Massive exports are hindering restocking efforts in the U.S., where gasoline inventories have languished to their lowest seasonal level since 2014, while stockpiles of distillates, which include diesel, have tumbled to the lowest for this time of year since 2005, according to government data. The nation’s fuelmakers are running close to capacity and have very little room to raise production. As refiner profits soar amid near record-high fuel prices, the Biden administration is seeking ways to boost output, including emergency measures like the Cold War-era Defense Production Act.
“With refiners already running at full tilt, something has to give,” Danny Adkins, an analyst at BloombergNEF, said in an interview. “We either need a redirection of exports, or prices will need to rise enough for more significant demand destruction.”
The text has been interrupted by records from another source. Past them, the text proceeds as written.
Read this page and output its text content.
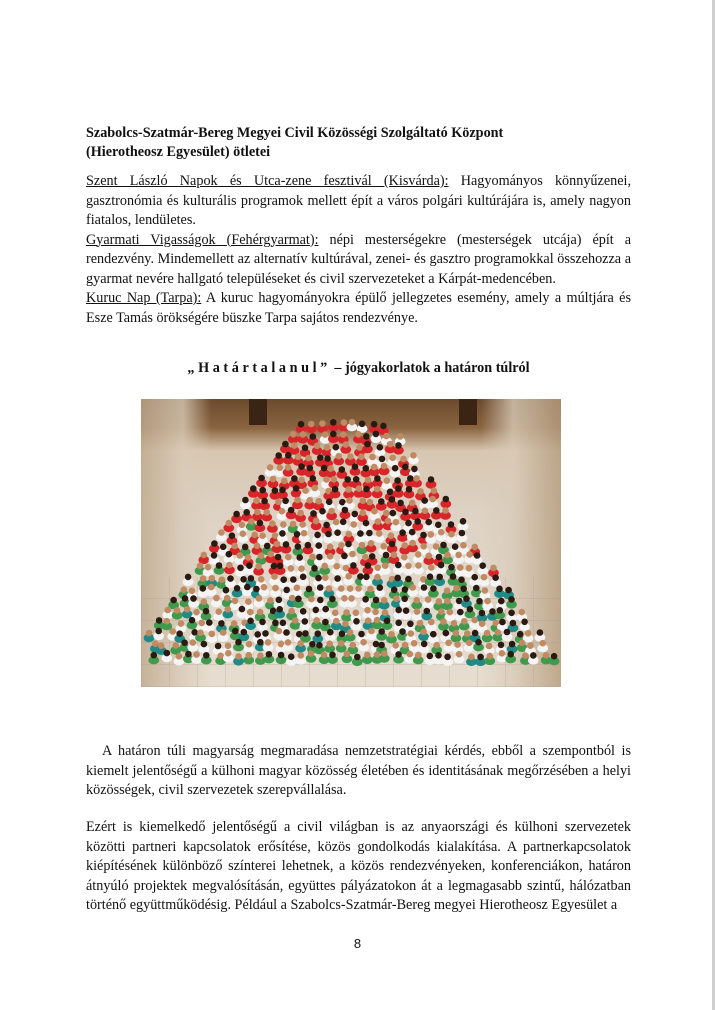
Szabolcs-Szatmár-Bereg Megyei Civil Közösségi Szolgáltató Központ
(Hierotheosz Egyesület) ötletei

Szent László Napok és Utca-zene fesztivál (Kisvárda): Hagyományos könnyűzenei, gasztronómia és kulturális programok mellett épít a város polgári kultúrájára is, amely nagyon fiatalos, lendületes.

Gyarmati Vigasságok (Fehérgyarmat): népi mesterségekre (mesterségek utcája) épít a rendezvény. Mindemellett az alternatív kultúrával, zenei- és gasztro programokkal összehozza a gyarmat nevére hallgató településeket és civil szervezeteket a Kárpát-medencében.

Kuruc Nap (Tarpa): A kuruc hagyományokra épülő jellegzetes esemény, amely a múltjára és Esze Tamás örökségére büszke Tarpa sajátos rendezvénye.

„Határtalanul” – jógyakorlatok a határon túlról

A határon túli magyarság megmaradása nemzetstratégiai kérdés, ebből a szempontból is kiemelt jelentőségű a külhoni magyar közösség életében és identitásának megőrzésében a helyi közösségek, civil szervezetek szerepvállalása.

Ezért is kiemelkedő jelentőségű a civil világban is az anyaországi és külhoni szervezetek közötti partneri kapcsolatok erősítése, közös gondolkodás kialakítása. A partnerkapcsolatok kiépítésének különböző színterei lehetnek, a közös rendezvényeken, konferenciákon, határon átnyúló projektek megvalósításán, együttes pályázatokon át a legmagasabb szintű, hálózatban történő együttműködésig. Például a Szabolcs-Szatmár-Bereg megyei Hierotheosz Egyesület a

8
The bulk of U.S. fuel exports are headed to Latin America, with Brazil and Mexico being top takers. Brazil — the region’s largest diesel importer — has turned to the U.S. to replace volumes from Europe, where exports have dwindled amid efforts to sidestep Russian supplies after the country’s invasion of Ukraine. For the first five months of the year, Brazil’s diesel imports have grown at the fastest pace in at least 20 years.
Asian suppliers have also been less competitive against U.S. Gulf Coast exporters, done in by expensive freight as well as a wider backwardation in the market that devalues products delivered long after they are sold.
“Fuel demand in Latin America is expected to remain firm as several countries, including Mexico and Brazil, are directly or indirectly subsidizing prices, which keeps people filling their tanks,” said Felipe Perez, a downstream director at S&P Global Inc. “If it weren’t for the subsidies, we’d have a very different picture.”
A lack of similar subsidies in the U.S. means that demand has suffered as a result of record prices. The lagging demand more than offset the rise in exports. The four-week rolling average of gasoline demand stood at 9.02 million barrels a day last week, around 640,000 barrels a day below the same period in 2019, before the pandemic distorted consumption rates.